Kasia Bogdanska

Courtesy Tammy Tseng ­’19

My first month back from my gap year has been a strange experience. All my friends are now seniors writing theses and searching for jobs; I have two years of school left, after having spent the past one in California and Bangalore. But if there’s one thing I’ve gained from my time off, it’s perspective — that there’s more to life outside the Orange Bubble, that growth often happens in the most uncomfortable situations, and that I have good company in navigating the post-gap-year transition.

There are 100 students or so on leave from the University at any given time, estimates Claire Fowler, senior associate dean of the college.

Some take time off to clarify their career paths — like Jin Soo Lim ’18, who thought he wanted to be an astrophysics researcher but realized in his junior year that he didn’t like doing research. He spent the next year working briefly in consulting, then tech marketing, and finally found his niche in software engineering.

“If I didn’t take the gap year, I still wouldn’t have known what I wanted to do,” he said. “As a senior, I might have been prepping for consulting interviews right now and not realized I hated it until I started my job.”

Others take time off for personal reasons.
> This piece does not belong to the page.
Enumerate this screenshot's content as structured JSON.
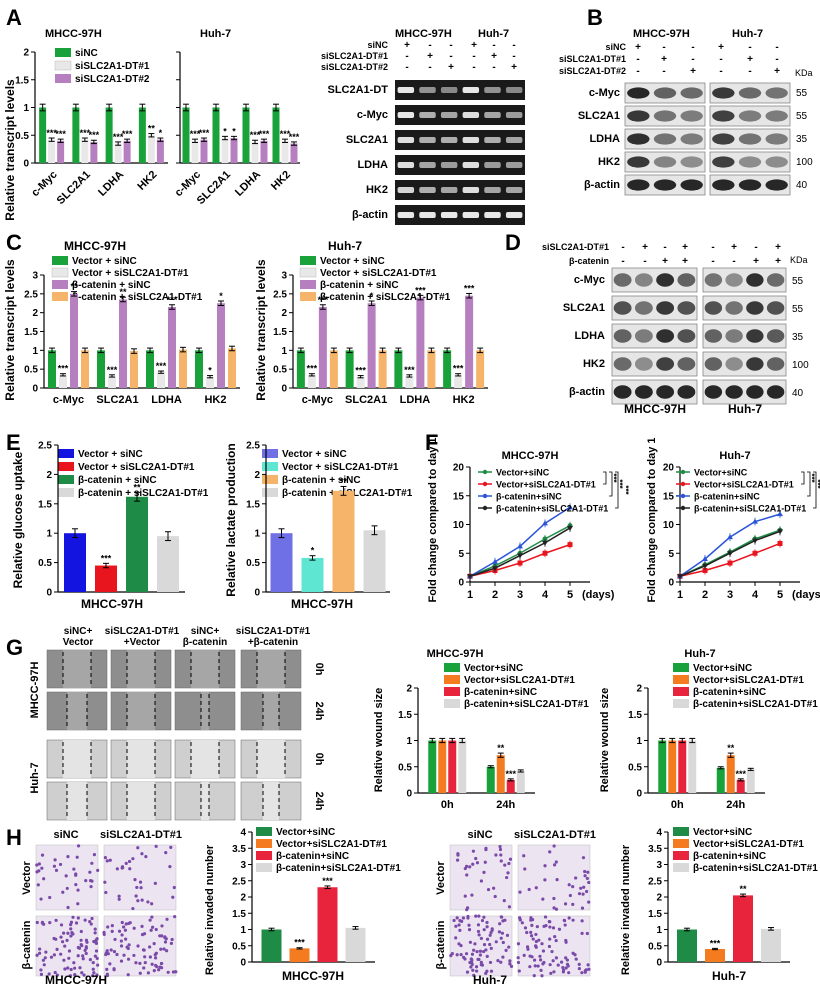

Rachel Yee ’19 took time off between her freshman and sophomore years to work on family relationships. She called it a year that “changed the trajectory of my life. I’m way happier, more grateful post-gap year. ... I’m confident in who I am.”

Similarly, Bruno Schaffa ’19, a history major who returned from working at a tech startup in Brooklyn, found his greatest gap-year lesson to be “finding his own wavelength” away from the University. “One of the things I’m slowly taking back at Princeton [is] pacing myself. Here we have a tendency to do every extracurricular imaginable, plus taking five classes,” Schaffa said.
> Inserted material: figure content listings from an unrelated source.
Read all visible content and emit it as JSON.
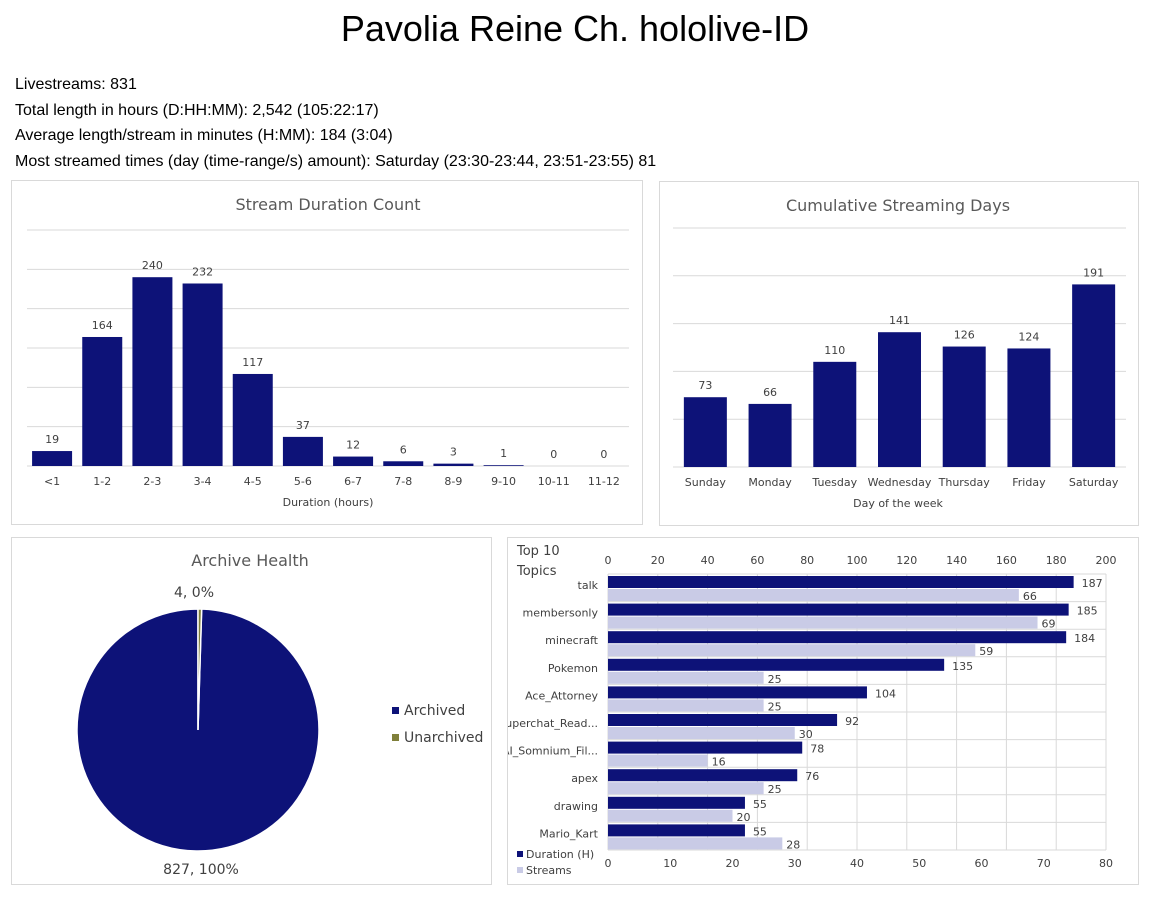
{
  "page": {
    "title": "Pavolia Reine Ch. hololive-ID"
  },
  "stats": {
    "livestreams": "Livestreams: 831",
    "total_length": "Total length in hours (D:HH:MM): 2,542 (105:22:17)",
    "average_length": "Average length/stream in minutes (H:MM): 184 (3:04)",
    "most_streamed": "Most streamed times (day (time-range/s) amount): Saturday (23:30-23:44, 23:51-23:55) 81"
  },
  "colors": {
    "primary": "#0d1278",
    "secondary": "#c9cbe6",
    "unarchived": "#7f7f3a",
    "grid": "#d9d9d9"
  },
  "chart_data": [
    {
      "type": "bar",
      "title": "Stream Duration Count",
      "xlabel": "Duration (hours)",
      "ylabel": "",
      "ylim": [
        0,
        300
      ],
      "grid": true,
      "categories": [
        "<1",
        "1-2",
        "2-3",
        "3-4",
        "4-5",
        "5-6",
        "6-7",
        "7-8",
        "8-9",
        "9-10",
        "10-11",
        "11-12"
      ],
      "values": [
        19,
        164,
        240,
        232,
        117,
        37,
        12,
        6,
        3,
        1,
        0,
        0
      ]
    },
    {
      "type": "bar",
      "title": "Cumulative Streaming Days",
      "xlabel": "Day of the week",
      "ylabel": "",
      "ylim": [
        0,
        250
      ],
      "grid": true,
      "categories": [
        "Sunday",
        "Monday",
        "Tuesday",
        "Wednesday",
        "Thursday",
        "Friday",
        "Saturday"
      ],
      "values": [
        73,
        66,
        110,
        141,
        126,
        124,
        191
      ]
    },
    {
      "type": "pie",
      "title": "Archive Health",
      "legend": "right",
      "labels": [
        "Archived",
        "Unarchived"
      ],
      "values": [
        827,
        4
      ],
      "data_labels": [
        "827, 100%",
        "4, 0%"
      ]
    },
    {
      "type": "bar",
      "orientation": "horizontal",
      "title": "Top 10 Topics",
      "legend": "bottom-left",
      "categories": [
        "talk",
        "membersonly",
        "minecraft",
        "Pokemon",
        "Ace_Attorney",
        "Superchat_Read...",
        "AI_Somnium_Fil...",
        "apex",
        "drawing",
        "Mario_Kart"
      ],
      "series": [
        {
          "name": "Duration (H)",
          "axis": "top",
          "values": [
            187,
            185,
            184,
            135,
            104,
            92,
            78,
            76,
            55,
            55
          ]
        },
        {
          "name": "Streams",
          "axis": "bottom",
          "values": [
            66,
            69,
            59,
            25,
            25,
            30,
            16,
            25,
            20,
            28
          ]
        }
      ],
      "xlim_top": [
        0,
        200
      ],
      "xticks_top": [
        0,
        20,
        40,
        60,
        80,
        100,
        120,
        140,
        160,
        180,
        200
      ],
      "xlim_bottom": [
        0,
        80
      ],
      "xticks_bottom": [
        0,
        10,
        20,
        30,
        40,
        50,
        60,
        70,
        80
      ],
      "grid": true
    }
  ]
}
Ishanya Anthapur ’20 challenged herself to step outside of her comfort zone on her gap year traveling around India and Nepal — including a 20-day trek and using a squat toilet for the first time. Coming back this fall, she feels like she’s been pushed to understand herself and her goals better.

Like Schaffa, she’s focused on the few classes and activities she genuinely enjoys, instead of trying to do everything at once. “I found that it’s very easy to just exist at Princeton and do a good job and live your life. That sometimes gets lost when you’re trying to be involved and get amazing grades and be a great social person and do all these things,” Anthapur said.

That doesn’t mean returning to campus is all confidence and rainbows, however.

Alina Kido-Matzner ’19 is president of the Princeton Gap Year Network, an organization that supports students reintegrating into Princeton after time off. “The transition back is difficult because when you get back on campus everyone is like, ‘Where were you?’” she said. It may be especially difficult to speak about time off if it was taken for reasons that were unplanned, such as family emergencies or health issues, and it can be hard for sophomores and juniors to readjust if their friends have joined eating clubs in their absence, she noted.

Yee spoke about the uncertainties of class identity: “I still feel a lot more affiliated with 2018 than I do with 2019 ... . As an alumna, I don’t really know which I’m going to choose [at Reunions]. I would really like to be part of both.”

Yet perhaps that’s part of the beauty of taking time off — fluid identities spawn multiple perspectives and new communities, and a chance not only to expand your perspective outside of the Bubble, but to continue doing so back inside.

My (very humble) advice — a moment to breathe is always valuable, regardless of when you take it or how long it lasts. As Yee put it — “It’s always, ‘Go go go!’ People are always moving toward the next thing. It can be good to have time to reflect.”